Michael Wolff wishes Barack Obama did a little more acting up so he would have something worthwhile to write about
He’s boring. Devoid of electricity. Square. Stiff. Goody-good. Without charisma.
As much as the lagging economy and the health care bill, the Obama flat, blunted, dead-on-arrival affect is what’s hurtling the Democrats to oblivion in November. Obama’s done a bait and switch. Elected to be the most transformative, bewitching, moving, and eloquent president in modern history, he is instead tight, remote, abstracted, and often, it seems, absent.
Obviously, the theoretical excitement of the transformative possibilities and the historic turn-around of electing a black man president, overwhelmed the facts at hand.

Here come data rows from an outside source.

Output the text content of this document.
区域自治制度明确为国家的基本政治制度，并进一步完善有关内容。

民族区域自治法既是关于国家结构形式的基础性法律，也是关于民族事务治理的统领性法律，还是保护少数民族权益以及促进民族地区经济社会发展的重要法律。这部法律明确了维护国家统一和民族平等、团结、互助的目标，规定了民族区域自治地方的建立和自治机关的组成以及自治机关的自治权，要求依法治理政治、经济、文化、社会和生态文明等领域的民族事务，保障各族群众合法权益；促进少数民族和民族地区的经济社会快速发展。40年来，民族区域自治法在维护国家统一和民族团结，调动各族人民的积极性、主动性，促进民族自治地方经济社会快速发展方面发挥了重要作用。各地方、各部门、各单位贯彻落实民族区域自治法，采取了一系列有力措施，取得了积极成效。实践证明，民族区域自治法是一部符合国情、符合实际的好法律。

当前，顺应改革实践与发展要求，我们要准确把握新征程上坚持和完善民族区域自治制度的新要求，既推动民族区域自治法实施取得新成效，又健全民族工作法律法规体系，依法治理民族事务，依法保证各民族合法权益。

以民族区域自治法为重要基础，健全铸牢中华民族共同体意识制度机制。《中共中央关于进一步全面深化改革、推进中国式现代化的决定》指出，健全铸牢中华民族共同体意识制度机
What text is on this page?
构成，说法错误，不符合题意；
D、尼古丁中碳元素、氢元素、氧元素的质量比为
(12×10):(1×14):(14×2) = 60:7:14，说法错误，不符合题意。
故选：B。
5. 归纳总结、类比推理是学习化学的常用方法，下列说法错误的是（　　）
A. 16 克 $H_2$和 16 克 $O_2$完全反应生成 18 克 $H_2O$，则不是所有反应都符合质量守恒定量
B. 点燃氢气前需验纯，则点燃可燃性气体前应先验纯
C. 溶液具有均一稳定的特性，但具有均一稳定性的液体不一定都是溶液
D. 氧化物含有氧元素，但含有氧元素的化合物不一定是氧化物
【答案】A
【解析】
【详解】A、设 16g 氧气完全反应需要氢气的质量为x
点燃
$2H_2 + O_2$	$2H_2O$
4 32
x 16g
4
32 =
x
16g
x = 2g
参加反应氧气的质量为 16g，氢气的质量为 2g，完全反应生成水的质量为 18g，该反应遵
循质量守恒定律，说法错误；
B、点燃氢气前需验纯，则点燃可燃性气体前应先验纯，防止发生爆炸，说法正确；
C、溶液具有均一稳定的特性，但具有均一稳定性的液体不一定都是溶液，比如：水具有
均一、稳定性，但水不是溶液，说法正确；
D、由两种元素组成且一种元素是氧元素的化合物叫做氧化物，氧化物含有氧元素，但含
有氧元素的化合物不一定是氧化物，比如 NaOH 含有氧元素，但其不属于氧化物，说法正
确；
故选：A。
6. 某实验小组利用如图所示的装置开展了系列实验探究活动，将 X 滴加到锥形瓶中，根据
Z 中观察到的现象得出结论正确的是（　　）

Obama was positioned as John F. Kennedy when really he was Adlai Stevenson. Even when his real nature was hinted at, the description tended toward cool and cerebral, when it should have tilted toward detached and academic.
And for his final salvo, Wolff reveals himself
It could be they're hiding the real stuff—afraid to be too expressive. Too black perhaps. But the result is that these people seem less sexy than the Bushes.
Such dogged goodness, conformity, and self-congratulation doesn’t play. It’s not just that people don’t know who you are, it’s that they stop caring.
Compared to the Obamas, the crazy Republicans seem absolutely captivating.